The primary use for Indian Almond Leaves is to promote spawning. Some Betta breeders are so adamant about the properties of the leaves that to attempt a spawn without them would be recipe for disaster… or at least a recipe for small broods of weak and sickly fry. I admit, I was curious so I matched a male and female together for spawning without the leaves to see what would happen. The female got nice and stripy after a short while and the male flared in a display of masculinity. When the female was released she was chased and beaten on relentlessly and no spawning took place. Ah hah! These two sounded like perfect candidates for a little amore producing Indian Almond Aphrodisiac. I separated them, added leaves to their tanks for two weeks and then repeated the experiment. Wash, rinse, repeat. Same result. A male that put on a show of pompousness followed by beating the scales off of my female. Hmm. Okay, okay, it was hardly a scientific experiment I know. I’m not ready to rule it out though. Should I attempt a spawn again, I will add those leaves, just in case there’s something to it.

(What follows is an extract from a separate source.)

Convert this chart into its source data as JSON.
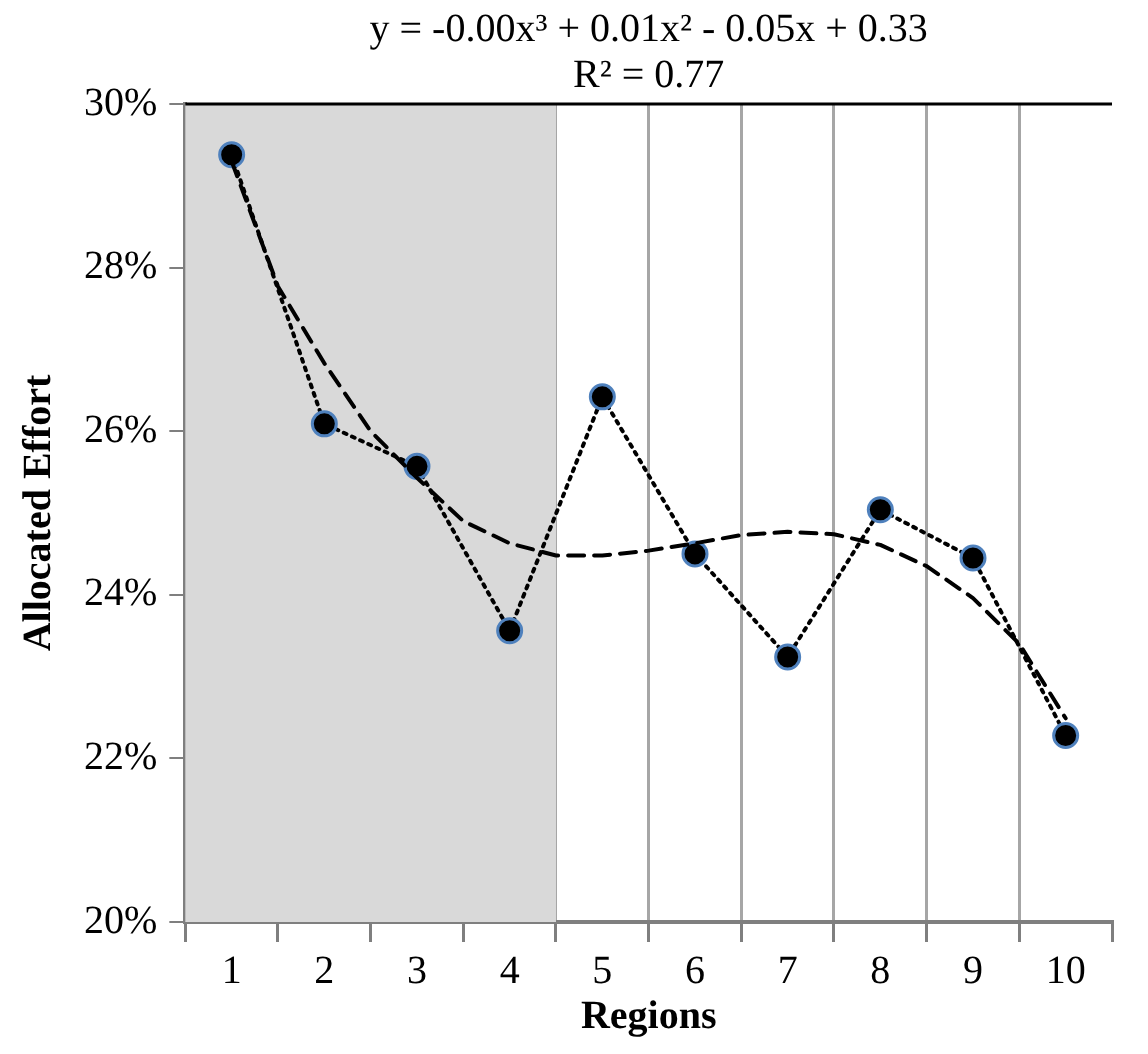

Nature’s Antifungal / Antibacterial Medication:
It is also said that the leaves can act as a sort of homeopathic medicine that is very effective against bacterial and fungal infections. This is another reason why breeders love it. The hope is that the addition of Indian Almond leaves to the water will help to cut back on egg-spoiling funguses commonly caused when eggs fall to the tank bottom and bacterial infections that can devastate a brood. Exactly what these chemicals are and how they are produced is up for question but one theory is that the trees produce these chemicals to protect itself against insect predators. Once these leaves are introduced to the water, the chemicals leach out in the form of tannins making their medicating properties available to the fish. Again, I can’t say that there is any truth to this but recently I had a male crowntail showing early signs of a fungus (probably really a rod bacterium) on his anal fin. Because it was so minor, I didn’t treat with any aquarium medication. I increased the frequency of water changes and added part of an Indian Almond leaf. The fungus never progress past the point I first noticed it and disappeared altogether within a week. Was this do to the properties of the Indian Almond leaves, the increased water changes or just the Betta’s own immune system? We’ll never know.
pH and Blackwater Conditions:
Depending who you buy your leaves from, some retailers will claim the leaves lower pH to closely simulate a B. splendens naturally acidic water conditions. Others will claim they won’t effect your pH at all. Personally I think they’re just trying to sell more leaves and are telling you what they think you want to hear. Truthfully, I’m not sure if it affects the pH or not, but I imagine it depends on your existing water conditions. As you know, pH directly effected by the kh or buffering capacity. The more kh the more “buffered” your water is against changes in pH. My water has fairly low kh and a high pH because of steps taken by my local water treatment facility. Adding the leaves to my aquariums didn’t seem to cause any significant change in pH but it’s possible those changes could occur if my buffering capacity was even lower. A simple experiment could be conducted to determine the ability of the leaves to effect pH, but I haven’t gotten around to it. If you have… or want to conduct the experiment please email me the results and we’ll post them here and on the main Nippyfish.net site. It would be pretty cool.
Those are the major three claims made by Indian Almond leaf promoters. There are others uses too including color enhancer, appetite stimulator and water conditioner. They have also been used for years to treat human ailments ranging from headaches to dysentery to leprosy. So without any major proof I will continue to use Indian Almond leaves in my aquariums. Even if none of the claims are true, and I doubt that to be so. I enjoy their fragrant properties when I open the bag full of leaves and even kind of like the tea color my aquarium water turns as the tannins seep out. As long as they are removed before they deteriorate they really don’t seem to cause any harm.
Indian Almond leaves can be purchased online at many Betta breeder sites, on Aquabid.com and on Ebay. The recommended amount varies by who you ask but generally one half square inch per half gallon is average. (or half of a medium sized leaf per 5 gallons).